Um relatório de Viola Scheuerer e Roberto Manhães Reis
Uma fotografia em preto e branco mostra pessoas negras em frente a uma casa de fazenda. Dois homens seguram ferramentas de trabalho. Grãos de café secam no terreiro. Crianças estão sentadas no chão, ao lado de uma mulher, que carrega um bebê nas costas. Uma jovem cuida de um menino branco, que está em cima de um triciclo. Todos têm a cabeça inclinada para o solo, com exceção do menino, que olha diretamente para a câmera. Na legenda está escrito: Fazenda de Quititi, Jacarepaguá, Rio de Janeiro, George Leuzinger, c. 1865.
A fotografia foi tirada numa época em que a sociedade e a economia brasileira estavam baseadas na escravidão. Hoje, a imagem causa dor e revolta. Ela é um documento visual, que nos confronta com a existência da sociedade escravocrata e com a nossa ignorância quanto à vida de milhares de africanos e seus descendentes. No século 19, a imagem foi propositadamente encenada para mostrar prosperidade e propriedade. Não foi feita para nós, no século 21, que entendemos essa história de outra maneira. A fotografia não foi feita para Samaritano de Luanda, que faz a pergunta no título deste texto.

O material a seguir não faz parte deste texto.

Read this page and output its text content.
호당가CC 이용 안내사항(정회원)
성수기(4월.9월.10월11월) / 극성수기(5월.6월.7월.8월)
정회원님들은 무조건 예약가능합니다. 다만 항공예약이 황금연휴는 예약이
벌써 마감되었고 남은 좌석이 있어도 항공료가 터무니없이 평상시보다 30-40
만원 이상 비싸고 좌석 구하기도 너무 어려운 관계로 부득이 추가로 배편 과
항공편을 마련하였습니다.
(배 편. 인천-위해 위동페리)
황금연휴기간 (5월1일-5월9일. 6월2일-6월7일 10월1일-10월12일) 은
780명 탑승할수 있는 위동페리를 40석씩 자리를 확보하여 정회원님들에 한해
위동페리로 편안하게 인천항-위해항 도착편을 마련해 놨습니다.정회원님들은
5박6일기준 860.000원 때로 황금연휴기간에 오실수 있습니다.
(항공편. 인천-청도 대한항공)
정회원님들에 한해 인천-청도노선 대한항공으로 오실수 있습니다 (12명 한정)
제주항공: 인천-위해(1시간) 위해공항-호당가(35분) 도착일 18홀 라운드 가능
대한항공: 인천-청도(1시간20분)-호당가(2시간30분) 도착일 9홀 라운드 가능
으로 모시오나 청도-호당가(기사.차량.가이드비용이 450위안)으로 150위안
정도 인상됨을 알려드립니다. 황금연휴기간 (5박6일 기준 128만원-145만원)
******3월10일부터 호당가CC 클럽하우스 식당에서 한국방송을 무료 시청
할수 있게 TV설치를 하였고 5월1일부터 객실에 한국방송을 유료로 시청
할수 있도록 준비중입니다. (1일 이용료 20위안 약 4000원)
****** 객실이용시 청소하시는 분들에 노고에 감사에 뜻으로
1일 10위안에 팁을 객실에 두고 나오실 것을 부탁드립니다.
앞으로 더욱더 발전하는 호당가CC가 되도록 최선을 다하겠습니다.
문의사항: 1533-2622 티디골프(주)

Com esta e outras fotos históricas na bagagem, viajamos para Luanda, a fim de realizar a oficina “Revisitar o Passado, Entender o Presente”. Durante uma semana, pensamos juntos com artistas visuais, historiadores, antropólogos, documentaristas e estudantes angolanos em como trabalhar com fotografias históricas no filme documentário. Começamos por analisar textos teóricos e exemplos de filmes, para, em seguida, fazermos nossas próprias experiências em exercícios práticos.
Os participantes do workshop discutem uma fotografia. | © VIROfilm
Como as fotografias históricas (no contexto colonial e de escravização) poderiam se tornar um ponto de partida para as nossas histórias? Elas poderiam reavivar memórias e tradições interrompidas? Poderiam questionar as nossas percepções hoje? Poderíamos decolonizar fotografias coloniais? Nós nos despedimos da perspectiva do fotógrafo e focamos numa possível perspectiva das pessoas representadas na foto. Recriamos aquele momento. Tentamos imaginar o que aconteceu antes e depois do “clique”. O que está implícito na imagem?

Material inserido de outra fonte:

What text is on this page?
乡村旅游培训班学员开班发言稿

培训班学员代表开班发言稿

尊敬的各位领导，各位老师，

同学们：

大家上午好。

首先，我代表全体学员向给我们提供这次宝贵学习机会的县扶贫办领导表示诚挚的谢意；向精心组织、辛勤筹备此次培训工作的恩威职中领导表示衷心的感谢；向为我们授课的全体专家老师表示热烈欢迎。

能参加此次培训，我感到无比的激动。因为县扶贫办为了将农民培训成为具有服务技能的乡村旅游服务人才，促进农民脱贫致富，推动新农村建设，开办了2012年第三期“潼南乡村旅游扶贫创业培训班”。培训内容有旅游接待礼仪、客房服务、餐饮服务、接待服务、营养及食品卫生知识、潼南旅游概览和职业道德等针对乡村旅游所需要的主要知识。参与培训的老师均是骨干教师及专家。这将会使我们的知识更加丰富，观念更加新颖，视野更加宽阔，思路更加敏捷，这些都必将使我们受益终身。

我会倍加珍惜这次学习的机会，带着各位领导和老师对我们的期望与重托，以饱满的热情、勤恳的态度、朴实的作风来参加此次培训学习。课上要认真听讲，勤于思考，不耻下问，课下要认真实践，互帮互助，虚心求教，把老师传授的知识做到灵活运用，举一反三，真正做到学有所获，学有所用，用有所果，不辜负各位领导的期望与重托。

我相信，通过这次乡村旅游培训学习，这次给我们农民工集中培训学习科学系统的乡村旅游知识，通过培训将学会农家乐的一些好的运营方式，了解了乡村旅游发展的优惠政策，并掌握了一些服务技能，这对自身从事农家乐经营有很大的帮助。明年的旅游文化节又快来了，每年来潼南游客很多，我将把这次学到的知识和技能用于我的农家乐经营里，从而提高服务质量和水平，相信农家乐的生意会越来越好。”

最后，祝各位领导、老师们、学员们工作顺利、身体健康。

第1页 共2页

Com esta abordagem, visitamos o arquivo fotográfico do Museu de Antropologia em Luanda. Cada participante escolheu – entre slides, negativos e ampliações – uma imagem para ser trabalhada. As fotos foram o ponto de partida para 12 curtas-metragens que surpreenderam a todos. Eles foram projetados numa sala de cinema no último dia da oficina.

O filme do Sacerdote serve aqui como exemplo: no canto superior direito da tela aparecem mãos estendidas no ar. Uma voz pergunta: “É uma festa?” Linhas brancas percorrem a tela escura. Na parte inferior surgem pés que sugerem uma dança. “Sim. É uma festa!” As linhas dividem em diferentes espaços a imagem, que, como num quebra-cabeças, se revela aos poucos ao público. Duas mulheres em uniforme atuam para uma plateia atenta, “que acompanhou as passadas, esqueceu o passado depois da fezada”. Corte para a legenda da fotografia: peça de teatro "História de Angola", cena: Conferência de Berlim (1884).